Nous vivons une sombre période médiatico-politique. Ce weekend encore, nous avons eu droit à un déferlement de haine raciste, anti-musulmanEs, anti-LGBTIQ+, anti-femmes, anti-gauchistes, anti-journalistes… Zemmour, le nouveau candidat de l’extrême-droite, dans son premier meeting de sa campagne officielle ayant réunion plusieurs milliers de personnes, a égrainé ses différents thèmes de prédilections comme il le fait depuis des mois. Rien de nouveau sous le soleil du fascisme, les idées sont toujours les mêmes. Toutefois, quelques éléments sont à souligner : d’abord le peu de ralliements à sa candidature. Mis à part Christine Boutin et Jean-Frédéric Poisson (deux personnalités de la droite qui s’extrémisent depuis quelques années maintenant) et l’auto-proclamée porte-parole du début des Gilets Jaunes, Jacline Mouraud, Zemmour ne rassemble pas de personnalités médiatiques. Notons toutefois la présence au premier rang de son meeting, aux côtés des personnes susnommés, d’Eric Naulleau (qui va avoir de plus en plus de mal à se dire de gauche) et de Lorrain de Saint-Affrique, un proche de Jean-Marie Le Pen.
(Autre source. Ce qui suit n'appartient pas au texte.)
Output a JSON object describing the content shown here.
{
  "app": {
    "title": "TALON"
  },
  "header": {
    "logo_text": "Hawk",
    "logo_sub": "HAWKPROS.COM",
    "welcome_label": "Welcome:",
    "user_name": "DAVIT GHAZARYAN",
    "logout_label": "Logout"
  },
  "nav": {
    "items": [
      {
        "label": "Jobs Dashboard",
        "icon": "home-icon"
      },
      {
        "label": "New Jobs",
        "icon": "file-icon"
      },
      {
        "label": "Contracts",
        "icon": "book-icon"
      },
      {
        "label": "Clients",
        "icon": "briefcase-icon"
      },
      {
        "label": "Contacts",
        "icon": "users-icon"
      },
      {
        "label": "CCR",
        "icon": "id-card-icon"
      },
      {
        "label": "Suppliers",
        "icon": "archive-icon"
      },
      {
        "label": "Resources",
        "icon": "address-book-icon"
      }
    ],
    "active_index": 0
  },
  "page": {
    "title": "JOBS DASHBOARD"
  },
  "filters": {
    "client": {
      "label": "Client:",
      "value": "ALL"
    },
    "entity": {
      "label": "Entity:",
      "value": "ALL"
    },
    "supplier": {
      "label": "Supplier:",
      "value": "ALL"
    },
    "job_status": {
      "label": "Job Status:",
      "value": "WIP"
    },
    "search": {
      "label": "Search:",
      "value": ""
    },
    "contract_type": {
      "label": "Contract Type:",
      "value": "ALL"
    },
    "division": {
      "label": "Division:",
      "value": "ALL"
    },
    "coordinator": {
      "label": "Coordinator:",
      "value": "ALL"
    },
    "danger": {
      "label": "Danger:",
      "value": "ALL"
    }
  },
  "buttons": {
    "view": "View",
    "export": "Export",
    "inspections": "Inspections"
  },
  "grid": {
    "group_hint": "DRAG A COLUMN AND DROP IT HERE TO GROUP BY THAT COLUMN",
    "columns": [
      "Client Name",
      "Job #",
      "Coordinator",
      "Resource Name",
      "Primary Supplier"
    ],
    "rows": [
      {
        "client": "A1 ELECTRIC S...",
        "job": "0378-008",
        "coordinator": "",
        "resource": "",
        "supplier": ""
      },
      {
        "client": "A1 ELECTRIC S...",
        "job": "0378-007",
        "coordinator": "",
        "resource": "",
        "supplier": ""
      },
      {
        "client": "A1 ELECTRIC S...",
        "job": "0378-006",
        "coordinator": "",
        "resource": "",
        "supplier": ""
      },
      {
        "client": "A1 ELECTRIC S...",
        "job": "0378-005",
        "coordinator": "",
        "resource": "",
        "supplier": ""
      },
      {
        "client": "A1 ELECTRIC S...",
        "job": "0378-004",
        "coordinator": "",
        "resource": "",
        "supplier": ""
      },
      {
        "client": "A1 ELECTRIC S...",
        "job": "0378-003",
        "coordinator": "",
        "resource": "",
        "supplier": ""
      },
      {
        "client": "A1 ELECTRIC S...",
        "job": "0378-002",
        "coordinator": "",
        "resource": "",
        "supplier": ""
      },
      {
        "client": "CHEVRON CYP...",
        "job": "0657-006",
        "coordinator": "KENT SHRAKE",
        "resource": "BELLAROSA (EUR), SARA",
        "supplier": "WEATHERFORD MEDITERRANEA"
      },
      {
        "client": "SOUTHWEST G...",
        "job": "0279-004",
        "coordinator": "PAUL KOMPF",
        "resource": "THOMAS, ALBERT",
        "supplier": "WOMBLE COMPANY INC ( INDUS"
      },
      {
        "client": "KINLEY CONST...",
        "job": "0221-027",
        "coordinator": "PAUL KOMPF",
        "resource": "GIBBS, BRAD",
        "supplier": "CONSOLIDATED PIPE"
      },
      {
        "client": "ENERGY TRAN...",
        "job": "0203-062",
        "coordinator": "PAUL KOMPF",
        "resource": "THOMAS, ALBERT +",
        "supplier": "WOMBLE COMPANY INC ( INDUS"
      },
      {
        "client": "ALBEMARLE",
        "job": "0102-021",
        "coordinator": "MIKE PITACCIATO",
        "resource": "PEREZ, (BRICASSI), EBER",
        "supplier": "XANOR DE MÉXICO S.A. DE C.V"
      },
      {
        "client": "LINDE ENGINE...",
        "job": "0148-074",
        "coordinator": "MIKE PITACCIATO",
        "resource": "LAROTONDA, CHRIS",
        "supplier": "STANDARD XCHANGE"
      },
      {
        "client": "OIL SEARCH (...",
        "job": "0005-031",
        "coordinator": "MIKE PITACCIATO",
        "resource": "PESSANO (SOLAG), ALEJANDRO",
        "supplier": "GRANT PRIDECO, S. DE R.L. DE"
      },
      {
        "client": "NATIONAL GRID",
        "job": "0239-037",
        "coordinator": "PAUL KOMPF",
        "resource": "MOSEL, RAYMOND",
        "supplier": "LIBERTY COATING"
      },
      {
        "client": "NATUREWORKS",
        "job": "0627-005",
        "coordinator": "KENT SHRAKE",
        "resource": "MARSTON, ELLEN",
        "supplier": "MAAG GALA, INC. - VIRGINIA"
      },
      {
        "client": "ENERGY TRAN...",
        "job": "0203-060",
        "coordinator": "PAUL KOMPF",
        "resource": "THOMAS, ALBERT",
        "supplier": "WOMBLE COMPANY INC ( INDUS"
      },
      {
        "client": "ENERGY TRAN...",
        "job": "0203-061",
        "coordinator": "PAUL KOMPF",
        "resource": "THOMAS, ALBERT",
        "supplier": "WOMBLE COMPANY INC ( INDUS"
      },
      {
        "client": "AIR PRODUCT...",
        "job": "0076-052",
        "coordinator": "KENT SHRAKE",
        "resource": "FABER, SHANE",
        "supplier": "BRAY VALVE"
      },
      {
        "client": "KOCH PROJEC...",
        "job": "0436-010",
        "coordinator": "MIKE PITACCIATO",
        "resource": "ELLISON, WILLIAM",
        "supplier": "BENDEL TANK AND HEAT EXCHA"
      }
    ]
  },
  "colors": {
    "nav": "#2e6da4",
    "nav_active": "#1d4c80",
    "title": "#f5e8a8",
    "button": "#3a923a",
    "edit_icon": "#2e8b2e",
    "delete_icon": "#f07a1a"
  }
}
L’un des faits notable de ce dimanche, au-delà du contenu sur lequel d’autres reviendront (j’ai par ailleurs déjà publié des articles sur le fond politique de Zemmour ici https://poitiersanticapitaliste.org/zemmour-lance-sa-campagne-chez-praud/ ou là https://poitiersanticapitaliste.org/zemmour-ne-derape-pas-il-milite-pour-lextreme-droite/), est la violence des militants d’extrême-droite qui s’est dévoilé au grand jour. Là encore, il n’y a rien de nouveau. Les fascistes sont violents depuis toujours. Néanmoins, s’en prendre comme ils l’ont fait à des militantEs de SOS Racisme (juste parce qu’iels portaient des t-shirts « Non au racisme ») en plein meeting montre un niveau de confiance important chez eux. Idem pour les néo-nazis qui ont organisé des chasses de rue contre les militantEs antifascistes aux alentours du meeting de Villepinte. Il faut dire que le soutien médiatique et politique autour de Zemmour et ses idées aide bien ces nazillons. Rien que sur BFM-TV, dès le matin ça discutait de Zemmour, le meeting a été retransmis en direct et le soir une émission consacrée à Zemmour était diffusée… Et là est le principal danger : il est peu probable que ce candidat puisse remporter les élections. Mais la tribune dont il bénéficie donne des ailes à des militants d’extrême-droite qui se croient tout permis. Par ailleurs Zemmour, comme il est extrêmement sulfureux, rend Marine Le Pen plus fréquentable aux yeux des médias et d’une partie de la classe politique… Cette dernière l’a bien compris et renforce son statut de présidentiable. Pourtant sur le fond, Le Pen ne vaut mieux que Zemmour. Attention donc aux phénomènes de barrages, ils peuvent emmener très loin !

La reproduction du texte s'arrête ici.